Abike has promised that Nigeria will investigate the incident at the highest diplomatic level. Good talk, but will anything come out of it? There are many more questions we should be asking ourselves rather than the Italian authorities. How did the girls go out from whatever country they were coming from, without the countries’ authorities stopping them from obviously illegal and dangerous migration? Why are they trooping out in such large numbers, leaving their parents and loved ones, often keeping their mission secret, to seek an improvement in their lives. What has been the quality of their life before their sojourn, and what hope is there that their life will improve?
Additionally, was there really an agreement that Italy will keep the dead bodies for three weeks before burying them? At whose expenses and at whose risk? The girls were discovered on November 5. Between then and November 17 – 12 clear days – when they were buried, what did Nigeria do to inform and protect herself? From who does Italy need to obtain permission before disposing of decomposing bodies? Did anyone even know for how long the girls had died before their discovery?
The truth is that until Nigeria is put in order, her citizens will continue to go through this type of harrowing experiences. More people will be lured into journeys of no return, so long as they are assured of jobs, even if it is prostitution; and some foreign currencies in earnings. It is no news that Nigeria is a most difficult country to survive honestly because of lack of opportunities; but the duty to fix the country and prevent unnecessary and dangerous migration is that of the sitting government. Does the government recognise the terrible level of poverty and want among ordinary Nigerians who constitute the gross majority?

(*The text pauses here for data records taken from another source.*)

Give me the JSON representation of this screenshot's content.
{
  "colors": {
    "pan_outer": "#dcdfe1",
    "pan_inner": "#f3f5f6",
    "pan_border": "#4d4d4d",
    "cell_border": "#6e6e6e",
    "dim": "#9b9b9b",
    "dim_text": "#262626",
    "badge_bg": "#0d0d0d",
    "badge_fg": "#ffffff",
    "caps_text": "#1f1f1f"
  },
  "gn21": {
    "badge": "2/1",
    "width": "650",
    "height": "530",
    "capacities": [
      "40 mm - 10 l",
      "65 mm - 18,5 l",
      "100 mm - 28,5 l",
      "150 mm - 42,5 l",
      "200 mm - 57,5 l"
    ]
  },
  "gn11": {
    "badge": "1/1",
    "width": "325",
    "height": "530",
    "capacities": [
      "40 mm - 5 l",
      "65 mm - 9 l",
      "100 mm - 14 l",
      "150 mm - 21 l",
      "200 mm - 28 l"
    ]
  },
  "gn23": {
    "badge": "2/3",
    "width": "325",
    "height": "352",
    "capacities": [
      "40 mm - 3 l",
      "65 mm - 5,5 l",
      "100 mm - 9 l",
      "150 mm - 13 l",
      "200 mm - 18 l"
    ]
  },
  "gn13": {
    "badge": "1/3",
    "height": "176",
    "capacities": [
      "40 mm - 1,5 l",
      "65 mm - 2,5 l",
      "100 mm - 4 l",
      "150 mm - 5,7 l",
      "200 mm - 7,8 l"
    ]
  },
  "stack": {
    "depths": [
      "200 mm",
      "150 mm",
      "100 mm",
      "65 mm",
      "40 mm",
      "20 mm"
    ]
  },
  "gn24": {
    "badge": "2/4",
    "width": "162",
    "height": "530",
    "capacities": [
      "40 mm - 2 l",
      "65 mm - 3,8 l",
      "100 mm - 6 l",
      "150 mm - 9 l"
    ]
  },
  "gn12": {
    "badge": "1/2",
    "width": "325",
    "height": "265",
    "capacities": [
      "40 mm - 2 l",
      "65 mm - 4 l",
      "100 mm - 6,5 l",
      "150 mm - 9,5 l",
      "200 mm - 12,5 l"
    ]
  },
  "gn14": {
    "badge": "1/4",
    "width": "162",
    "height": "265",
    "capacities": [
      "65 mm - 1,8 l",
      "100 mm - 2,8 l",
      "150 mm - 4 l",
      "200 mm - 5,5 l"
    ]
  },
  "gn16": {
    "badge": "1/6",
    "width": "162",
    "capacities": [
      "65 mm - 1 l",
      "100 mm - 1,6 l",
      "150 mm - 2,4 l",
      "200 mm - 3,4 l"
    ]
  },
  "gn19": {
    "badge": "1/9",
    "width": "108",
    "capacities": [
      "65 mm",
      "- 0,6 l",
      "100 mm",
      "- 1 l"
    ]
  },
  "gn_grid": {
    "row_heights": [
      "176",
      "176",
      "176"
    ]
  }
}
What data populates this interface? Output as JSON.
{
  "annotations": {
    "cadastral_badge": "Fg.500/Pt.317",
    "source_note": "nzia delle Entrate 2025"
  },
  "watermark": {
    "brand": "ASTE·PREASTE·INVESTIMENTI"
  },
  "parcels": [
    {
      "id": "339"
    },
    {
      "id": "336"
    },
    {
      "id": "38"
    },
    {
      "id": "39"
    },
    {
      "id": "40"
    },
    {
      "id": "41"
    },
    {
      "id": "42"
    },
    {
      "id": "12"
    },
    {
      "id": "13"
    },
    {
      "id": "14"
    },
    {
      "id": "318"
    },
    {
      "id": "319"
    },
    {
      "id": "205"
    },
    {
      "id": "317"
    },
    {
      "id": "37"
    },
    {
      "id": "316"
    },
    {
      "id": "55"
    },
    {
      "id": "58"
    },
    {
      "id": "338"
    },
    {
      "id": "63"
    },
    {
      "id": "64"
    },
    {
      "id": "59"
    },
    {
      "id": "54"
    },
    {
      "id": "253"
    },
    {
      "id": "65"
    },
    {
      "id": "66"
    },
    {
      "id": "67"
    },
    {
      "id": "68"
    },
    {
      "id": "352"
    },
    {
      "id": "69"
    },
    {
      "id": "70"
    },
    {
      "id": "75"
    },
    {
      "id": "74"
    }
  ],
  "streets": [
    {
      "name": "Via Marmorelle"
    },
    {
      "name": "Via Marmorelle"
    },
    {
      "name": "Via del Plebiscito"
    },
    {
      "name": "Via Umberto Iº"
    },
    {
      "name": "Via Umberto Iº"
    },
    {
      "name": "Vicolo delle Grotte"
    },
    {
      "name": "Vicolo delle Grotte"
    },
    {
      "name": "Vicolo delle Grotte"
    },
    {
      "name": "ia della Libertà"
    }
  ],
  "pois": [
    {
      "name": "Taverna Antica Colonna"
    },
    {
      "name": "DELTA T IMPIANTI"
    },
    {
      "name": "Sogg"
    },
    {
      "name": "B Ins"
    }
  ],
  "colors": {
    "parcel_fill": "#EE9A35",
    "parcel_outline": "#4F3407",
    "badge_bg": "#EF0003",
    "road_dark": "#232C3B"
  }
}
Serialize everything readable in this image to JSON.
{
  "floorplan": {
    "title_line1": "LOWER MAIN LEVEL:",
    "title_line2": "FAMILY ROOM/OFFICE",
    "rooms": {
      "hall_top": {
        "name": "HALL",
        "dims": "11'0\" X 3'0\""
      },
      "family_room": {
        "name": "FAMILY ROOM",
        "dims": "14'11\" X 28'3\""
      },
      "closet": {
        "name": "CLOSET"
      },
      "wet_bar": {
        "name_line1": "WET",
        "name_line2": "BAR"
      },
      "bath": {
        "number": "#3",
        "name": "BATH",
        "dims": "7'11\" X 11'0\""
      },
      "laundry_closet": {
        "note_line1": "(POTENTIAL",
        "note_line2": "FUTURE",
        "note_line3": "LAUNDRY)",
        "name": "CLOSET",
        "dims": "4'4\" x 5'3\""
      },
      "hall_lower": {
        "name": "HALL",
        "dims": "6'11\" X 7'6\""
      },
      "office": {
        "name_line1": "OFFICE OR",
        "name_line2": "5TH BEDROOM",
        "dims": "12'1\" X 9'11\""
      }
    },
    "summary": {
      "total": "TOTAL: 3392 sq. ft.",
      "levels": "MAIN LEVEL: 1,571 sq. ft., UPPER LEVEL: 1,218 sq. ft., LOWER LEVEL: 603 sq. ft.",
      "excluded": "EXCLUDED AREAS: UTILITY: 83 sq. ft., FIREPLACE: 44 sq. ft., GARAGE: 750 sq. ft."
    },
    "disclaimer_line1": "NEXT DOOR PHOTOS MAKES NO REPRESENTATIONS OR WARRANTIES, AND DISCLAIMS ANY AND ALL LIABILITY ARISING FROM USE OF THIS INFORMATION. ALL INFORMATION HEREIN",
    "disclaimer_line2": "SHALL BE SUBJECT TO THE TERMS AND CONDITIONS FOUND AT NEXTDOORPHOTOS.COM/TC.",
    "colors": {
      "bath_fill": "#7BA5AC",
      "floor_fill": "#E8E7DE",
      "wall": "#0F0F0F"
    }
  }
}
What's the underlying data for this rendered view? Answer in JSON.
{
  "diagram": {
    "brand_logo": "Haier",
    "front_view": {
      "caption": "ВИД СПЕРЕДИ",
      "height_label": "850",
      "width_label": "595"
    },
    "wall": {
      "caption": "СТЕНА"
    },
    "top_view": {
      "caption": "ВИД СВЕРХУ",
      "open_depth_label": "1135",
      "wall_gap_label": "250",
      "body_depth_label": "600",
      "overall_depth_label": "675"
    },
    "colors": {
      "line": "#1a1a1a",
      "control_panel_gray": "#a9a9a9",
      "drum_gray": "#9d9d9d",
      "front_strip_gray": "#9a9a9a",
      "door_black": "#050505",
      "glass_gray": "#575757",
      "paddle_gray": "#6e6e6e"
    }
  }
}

There is clearly a big task ahead of government if an implosion is to be avoided. Dabiri-Erewa made an instructive remark in her observation of the incident that: “The fact is that at the other end, they are not willing to save regular migrants anymore; so it is going to get tougher and dangerous.” This is the real message, because the other countries owe their citizens a duty to ensure their welfare and security, but not Nigerian citizens. Is anyone listening?